La nomination de Patrick Ferla, hier, à la présidence du Salon du Livre, est une bonne nouvelle pour tous ceux qui aiment cet objet tellement précieux qui accompagne nos vies. Je connais Patrick Ferla depuis longtemps : c’est un homme qui aime profondément le livre, et encore plus les auteurs. Il sait les écouter, les mettre en valeur, il a fait le choix, toute sa vie, de l’exigence au service du plus grand nombre. Non pas le discours circulaire, en huis clos, de type « chaîne culturelle destinée aux seuls initiés », mais la culture, sans l’avilir ni la travestir, à destination du plus grand nombre. Sur le seul type de chaînes, en radio, qui vaillent : les chaînes généralistes.
Fondateur et infatigable défenseur du Salon, Pierre-Marcel Favre a beaucoup fait pour le livre. Avec son métier à lui, celui d’éditeur, sa connaissance des choses commerciales, son esprit d’entreprise. Avec Ferla, tout en maintenant le réseau, c’est l’espoir d’un affinage qualitatif qui émerge. Au fond, il ne faut pas que mon confrère ne devienne autre chose que ce qu’il est : un passeur. Davantage que son prédécesseur, il pourrait, par quelques signaux d’évolution, accentuer le respect et la mise en valeur des auteurs. J’ai toujours trouvé un peu déprimant, depuis vingt ans, de voir des gens de l’envergure de Chessex, devant une pile de leurs derniers romans, s’ennuyant à attendre le quidam qui voudrait bien venir discuter avec eux. Au Salon, les stands sont trop empilés de façon indifférenciée, comme alignés au cordeau : l’écriture mérite mieux.

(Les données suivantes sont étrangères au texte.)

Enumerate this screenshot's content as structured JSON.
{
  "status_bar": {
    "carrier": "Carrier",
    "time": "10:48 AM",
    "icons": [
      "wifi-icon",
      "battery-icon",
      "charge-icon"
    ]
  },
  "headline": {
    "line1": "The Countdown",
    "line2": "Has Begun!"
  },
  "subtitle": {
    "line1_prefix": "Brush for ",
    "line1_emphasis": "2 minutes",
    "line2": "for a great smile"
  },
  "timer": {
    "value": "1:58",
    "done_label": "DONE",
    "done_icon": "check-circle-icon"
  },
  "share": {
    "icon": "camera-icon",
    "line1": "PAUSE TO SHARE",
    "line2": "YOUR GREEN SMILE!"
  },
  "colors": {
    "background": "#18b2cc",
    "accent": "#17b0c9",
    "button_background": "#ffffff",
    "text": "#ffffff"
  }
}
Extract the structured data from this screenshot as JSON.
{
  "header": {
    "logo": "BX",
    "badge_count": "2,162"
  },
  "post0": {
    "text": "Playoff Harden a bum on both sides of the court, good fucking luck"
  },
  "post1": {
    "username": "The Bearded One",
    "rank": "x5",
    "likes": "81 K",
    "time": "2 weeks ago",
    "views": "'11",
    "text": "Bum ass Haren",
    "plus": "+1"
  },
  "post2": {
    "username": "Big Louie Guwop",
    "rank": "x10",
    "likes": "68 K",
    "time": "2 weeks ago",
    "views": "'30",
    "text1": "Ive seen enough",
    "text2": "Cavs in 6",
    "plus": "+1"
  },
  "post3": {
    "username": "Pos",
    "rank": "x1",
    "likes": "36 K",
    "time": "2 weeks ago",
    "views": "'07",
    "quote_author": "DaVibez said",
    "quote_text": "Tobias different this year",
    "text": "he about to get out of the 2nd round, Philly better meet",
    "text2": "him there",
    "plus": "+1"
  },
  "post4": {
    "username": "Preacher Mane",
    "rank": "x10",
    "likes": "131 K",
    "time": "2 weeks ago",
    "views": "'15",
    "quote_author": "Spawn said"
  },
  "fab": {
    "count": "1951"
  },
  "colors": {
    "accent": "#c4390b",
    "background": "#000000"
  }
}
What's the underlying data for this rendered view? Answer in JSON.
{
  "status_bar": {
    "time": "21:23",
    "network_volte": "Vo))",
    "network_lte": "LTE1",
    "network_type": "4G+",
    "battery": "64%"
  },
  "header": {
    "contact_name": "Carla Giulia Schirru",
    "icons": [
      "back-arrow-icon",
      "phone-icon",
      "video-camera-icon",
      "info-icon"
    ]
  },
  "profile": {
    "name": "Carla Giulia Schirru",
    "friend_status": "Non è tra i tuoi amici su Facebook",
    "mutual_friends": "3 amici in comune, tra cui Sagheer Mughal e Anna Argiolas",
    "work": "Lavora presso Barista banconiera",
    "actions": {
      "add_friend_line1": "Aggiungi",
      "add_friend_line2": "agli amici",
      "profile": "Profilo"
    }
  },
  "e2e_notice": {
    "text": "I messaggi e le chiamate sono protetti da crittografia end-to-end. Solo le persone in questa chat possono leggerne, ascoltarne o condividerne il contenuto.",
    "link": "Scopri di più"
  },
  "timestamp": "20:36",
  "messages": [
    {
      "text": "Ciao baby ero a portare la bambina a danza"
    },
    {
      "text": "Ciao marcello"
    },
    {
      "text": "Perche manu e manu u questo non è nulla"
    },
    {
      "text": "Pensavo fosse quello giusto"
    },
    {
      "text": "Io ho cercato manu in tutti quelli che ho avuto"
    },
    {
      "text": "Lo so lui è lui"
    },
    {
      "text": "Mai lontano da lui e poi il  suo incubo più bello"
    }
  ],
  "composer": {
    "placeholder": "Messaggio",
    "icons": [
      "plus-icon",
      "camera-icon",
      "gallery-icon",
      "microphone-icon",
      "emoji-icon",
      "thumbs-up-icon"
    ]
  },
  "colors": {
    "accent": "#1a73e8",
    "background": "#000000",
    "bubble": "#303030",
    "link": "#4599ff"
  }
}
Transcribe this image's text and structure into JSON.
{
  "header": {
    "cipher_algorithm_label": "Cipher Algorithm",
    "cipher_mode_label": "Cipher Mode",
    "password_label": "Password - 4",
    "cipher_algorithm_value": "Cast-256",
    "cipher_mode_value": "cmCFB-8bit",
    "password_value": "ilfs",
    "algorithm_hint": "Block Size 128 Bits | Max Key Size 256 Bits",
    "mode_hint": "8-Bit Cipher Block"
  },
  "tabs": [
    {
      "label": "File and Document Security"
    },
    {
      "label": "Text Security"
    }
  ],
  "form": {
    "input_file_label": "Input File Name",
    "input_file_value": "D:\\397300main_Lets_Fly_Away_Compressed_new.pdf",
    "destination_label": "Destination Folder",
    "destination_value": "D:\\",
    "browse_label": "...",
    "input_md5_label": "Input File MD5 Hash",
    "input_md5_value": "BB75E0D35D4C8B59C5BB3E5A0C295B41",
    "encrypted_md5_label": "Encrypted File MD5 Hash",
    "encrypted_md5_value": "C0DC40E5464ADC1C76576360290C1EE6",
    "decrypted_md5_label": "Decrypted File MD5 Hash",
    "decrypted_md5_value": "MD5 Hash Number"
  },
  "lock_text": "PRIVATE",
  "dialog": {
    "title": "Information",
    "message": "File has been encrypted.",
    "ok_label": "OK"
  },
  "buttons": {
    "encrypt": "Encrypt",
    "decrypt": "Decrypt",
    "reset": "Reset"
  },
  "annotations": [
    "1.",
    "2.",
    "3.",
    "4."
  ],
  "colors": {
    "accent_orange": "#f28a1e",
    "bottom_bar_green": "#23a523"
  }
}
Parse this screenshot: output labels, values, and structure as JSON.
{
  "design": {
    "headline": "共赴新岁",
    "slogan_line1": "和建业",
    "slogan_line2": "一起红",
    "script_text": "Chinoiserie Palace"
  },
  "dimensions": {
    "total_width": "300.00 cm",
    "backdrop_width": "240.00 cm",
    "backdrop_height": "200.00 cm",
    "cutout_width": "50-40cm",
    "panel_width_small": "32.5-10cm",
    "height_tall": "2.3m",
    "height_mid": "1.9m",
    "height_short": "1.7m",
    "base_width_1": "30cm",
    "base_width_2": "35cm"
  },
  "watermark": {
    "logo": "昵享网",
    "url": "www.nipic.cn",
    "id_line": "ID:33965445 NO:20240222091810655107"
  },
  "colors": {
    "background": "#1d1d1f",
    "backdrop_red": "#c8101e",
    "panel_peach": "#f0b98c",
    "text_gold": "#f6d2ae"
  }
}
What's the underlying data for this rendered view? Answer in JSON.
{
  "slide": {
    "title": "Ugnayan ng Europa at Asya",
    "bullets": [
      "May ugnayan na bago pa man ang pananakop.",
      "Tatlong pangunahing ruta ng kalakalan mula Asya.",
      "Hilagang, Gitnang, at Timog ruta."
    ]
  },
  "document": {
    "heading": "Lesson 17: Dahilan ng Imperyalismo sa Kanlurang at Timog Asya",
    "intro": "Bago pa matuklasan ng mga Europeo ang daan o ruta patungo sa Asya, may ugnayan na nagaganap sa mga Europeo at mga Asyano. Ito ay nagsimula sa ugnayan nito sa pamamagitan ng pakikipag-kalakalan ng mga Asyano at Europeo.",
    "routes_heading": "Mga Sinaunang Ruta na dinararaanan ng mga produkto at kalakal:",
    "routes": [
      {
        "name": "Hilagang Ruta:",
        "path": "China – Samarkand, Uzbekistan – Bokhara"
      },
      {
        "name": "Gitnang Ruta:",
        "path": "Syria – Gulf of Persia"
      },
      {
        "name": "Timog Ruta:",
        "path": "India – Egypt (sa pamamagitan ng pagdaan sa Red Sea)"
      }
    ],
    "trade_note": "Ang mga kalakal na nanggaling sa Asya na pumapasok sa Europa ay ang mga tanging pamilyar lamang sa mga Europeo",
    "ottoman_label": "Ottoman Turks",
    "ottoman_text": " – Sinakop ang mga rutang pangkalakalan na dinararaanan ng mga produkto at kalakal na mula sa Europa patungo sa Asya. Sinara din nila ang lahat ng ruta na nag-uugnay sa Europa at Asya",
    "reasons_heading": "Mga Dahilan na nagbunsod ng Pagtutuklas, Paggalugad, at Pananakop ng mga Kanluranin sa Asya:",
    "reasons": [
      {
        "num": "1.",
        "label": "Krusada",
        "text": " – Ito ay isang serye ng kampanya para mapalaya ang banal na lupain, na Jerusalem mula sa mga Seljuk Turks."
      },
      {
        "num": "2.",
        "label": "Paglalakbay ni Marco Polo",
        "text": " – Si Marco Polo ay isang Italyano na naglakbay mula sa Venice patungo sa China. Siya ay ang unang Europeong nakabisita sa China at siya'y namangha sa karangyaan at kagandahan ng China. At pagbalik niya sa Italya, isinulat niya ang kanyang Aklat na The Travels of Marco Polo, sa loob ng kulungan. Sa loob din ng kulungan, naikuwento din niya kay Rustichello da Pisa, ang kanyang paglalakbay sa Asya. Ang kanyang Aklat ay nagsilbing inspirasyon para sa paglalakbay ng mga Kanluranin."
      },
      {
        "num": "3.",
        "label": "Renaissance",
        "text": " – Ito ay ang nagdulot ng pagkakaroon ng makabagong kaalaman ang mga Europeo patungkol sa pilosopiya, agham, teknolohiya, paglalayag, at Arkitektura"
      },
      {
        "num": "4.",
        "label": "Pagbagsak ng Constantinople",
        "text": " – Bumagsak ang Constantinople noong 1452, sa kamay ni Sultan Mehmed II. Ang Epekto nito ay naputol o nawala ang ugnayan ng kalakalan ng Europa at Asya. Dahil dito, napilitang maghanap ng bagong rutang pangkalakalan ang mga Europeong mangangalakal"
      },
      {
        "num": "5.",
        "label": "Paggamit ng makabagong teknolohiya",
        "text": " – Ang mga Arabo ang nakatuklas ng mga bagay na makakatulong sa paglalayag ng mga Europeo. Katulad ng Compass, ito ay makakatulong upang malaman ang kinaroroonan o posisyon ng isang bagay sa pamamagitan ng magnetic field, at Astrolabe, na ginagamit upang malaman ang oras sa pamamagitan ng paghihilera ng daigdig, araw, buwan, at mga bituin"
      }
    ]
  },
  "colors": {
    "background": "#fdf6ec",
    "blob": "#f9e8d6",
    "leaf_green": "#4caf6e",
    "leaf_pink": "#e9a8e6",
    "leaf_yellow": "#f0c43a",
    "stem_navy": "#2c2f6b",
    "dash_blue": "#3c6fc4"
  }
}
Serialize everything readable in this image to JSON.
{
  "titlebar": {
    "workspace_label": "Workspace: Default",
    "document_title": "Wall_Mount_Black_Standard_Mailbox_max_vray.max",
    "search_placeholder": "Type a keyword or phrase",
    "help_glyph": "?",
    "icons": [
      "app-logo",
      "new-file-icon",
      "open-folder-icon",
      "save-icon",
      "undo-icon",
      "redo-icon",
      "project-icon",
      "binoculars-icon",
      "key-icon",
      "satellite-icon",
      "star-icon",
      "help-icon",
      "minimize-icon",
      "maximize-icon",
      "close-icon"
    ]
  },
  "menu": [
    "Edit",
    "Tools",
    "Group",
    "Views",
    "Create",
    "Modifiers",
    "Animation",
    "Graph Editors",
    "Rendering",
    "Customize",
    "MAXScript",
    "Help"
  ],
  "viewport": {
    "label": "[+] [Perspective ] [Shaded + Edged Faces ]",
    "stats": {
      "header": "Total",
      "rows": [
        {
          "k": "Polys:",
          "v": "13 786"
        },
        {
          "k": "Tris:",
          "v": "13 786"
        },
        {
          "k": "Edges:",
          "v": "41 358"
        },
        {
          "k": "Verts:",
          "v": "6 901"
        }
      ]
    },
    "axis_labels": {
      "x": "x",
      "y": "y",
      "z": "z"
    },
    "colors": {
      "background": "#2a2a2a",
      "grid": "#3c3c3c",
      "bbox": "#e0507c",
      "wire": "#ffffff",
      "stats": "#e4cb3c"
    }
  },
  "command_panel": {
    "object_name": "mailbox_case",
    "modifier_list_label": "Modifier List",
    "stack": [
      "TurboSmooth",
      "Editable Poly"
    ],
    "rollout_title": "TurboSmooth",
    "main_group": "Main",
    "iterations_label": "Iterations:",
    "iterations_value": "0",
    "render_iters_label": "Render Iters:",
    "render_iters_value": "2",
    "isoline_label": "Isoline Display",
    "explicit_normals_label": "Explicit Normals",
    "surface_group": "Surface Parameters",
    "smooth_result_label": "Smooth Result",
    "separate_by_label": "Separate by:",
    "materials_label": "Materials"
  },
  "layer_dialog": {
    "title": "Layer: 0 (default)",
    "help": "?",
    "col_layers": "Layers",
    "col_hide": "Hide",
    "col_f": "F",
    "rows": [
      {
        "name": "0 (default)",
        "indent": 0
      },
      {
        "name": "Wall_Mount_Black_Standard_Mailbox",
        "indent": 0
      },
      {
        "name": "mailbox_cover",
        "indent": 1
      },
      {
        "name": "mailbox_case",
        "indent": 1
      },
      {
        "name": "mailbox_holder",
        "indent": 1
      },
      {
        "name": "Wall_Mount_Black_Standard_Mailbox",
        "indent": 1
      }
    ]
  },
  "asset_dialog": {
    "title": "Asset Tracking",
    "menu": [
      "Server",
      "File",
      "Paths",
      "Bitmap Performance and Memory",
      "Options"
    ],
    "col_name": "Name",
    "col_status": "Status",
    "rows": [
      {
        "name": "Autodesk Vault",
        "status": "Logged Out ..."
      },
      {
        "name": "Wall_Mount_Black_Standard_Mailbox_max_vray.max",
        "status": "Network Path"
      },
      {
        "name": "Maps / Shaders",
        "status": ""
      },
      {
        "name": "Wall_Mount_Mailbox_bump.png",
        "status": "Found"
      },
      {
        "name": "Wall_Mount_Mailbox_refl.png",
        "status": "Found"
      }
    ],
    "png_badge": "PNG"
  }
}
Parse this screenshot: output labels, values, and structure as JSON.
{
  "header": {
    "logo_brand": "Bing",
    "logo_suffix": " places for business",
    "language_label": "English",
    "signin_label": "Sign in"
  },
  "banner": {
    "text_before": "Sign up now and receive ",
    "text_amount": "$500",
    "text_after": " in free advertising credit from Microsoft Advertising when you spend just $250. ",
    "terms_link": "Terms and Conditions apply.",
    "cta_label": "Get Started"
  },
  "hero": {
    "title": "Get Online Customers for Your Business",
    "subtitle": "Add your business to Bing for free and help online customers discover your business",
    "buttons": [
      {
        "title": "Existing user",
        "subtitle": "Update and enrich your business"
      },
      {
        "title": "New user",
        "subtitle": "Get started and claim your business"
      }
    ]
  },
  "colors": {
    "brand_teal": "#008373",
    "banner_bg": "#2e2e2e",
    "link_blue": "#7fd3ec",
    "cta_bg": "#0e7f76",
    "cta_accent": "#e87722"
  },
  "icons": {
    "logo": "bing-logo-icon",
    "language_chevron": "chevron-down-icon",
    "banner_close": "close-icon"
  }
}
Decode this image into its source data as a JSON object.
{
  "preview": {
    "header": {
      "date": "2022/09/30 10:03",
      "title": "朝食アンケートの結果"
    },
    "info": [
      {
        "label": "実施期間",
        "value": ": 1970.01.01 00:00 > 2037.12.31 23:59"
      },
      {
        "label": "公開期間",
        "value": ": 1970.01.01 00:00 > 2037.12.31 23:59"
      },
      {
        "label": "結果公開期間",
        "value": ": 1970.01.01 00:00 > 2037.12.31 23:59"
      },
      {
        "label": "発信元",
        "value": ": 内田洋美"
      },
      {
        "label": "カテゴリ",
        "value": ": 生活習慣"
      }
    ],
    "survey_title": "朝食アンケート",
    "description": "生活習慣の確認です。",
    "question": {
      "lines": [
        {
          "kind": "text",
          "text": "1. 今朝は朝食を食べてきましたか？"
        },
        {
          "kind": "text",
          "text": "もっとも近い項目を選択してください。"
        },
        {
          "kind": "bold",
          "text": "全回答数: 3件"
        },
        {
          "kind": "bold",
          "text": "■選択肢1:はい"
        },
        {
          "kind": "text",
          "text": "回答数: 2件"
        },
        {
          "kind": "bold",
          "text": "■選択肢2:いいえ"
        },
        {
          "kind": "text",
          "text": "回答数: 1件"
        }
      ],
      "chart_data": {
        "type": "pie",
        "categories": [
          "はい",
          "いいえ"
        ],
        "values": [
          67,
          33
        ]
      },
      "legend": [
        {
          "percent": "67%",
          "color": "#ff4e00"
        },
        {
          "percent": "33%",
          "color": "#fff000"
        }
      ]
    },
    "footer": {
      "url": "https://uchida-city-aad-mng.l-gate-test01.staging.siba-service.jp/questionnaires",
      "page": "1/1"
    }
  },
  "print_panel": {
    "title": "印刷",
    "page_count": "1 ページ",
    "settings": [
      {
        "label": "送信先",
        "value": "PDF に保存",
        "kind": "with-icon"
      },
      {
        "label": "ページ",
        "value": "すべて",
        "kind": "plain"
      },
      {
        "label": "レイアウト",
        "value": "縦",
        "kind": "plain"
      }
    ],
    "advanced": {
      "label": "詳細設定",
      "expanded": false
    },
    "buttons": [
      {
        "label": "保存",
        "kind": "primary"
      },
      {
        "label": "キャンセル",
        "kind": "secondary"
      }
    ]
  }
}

Autour des auteurs (ne sont-ils pas, eux, les véritables « héros des temps modernes », pour paraphraser Péguy), n’y aurait-il pas une scénographie plus subtile à organiser ? N’y a-t-il pas une meilleure visibilité à leur donner ? Enfin, je crois relayer un sentiment général en appelant à un peu moins de stands n’ayant strictement rien à voir avec le monde des livres, ni même avec celui de la culture. Propagande religieuse, voire sectaire, gnangnans alternatifs en sandales, tiers-mondistes picoreurs de petites graines, marchands du temple, trucs et ficelles, trocs et combines. Bref, le bordel.
Après un homme d’affaires avisé (il en fallait un, pour lancer la machine), il est heureux que survienne un transmetteur de sensibilités. Ne devenir que ce qu’il est, c’est le défi de Patrick Ferla.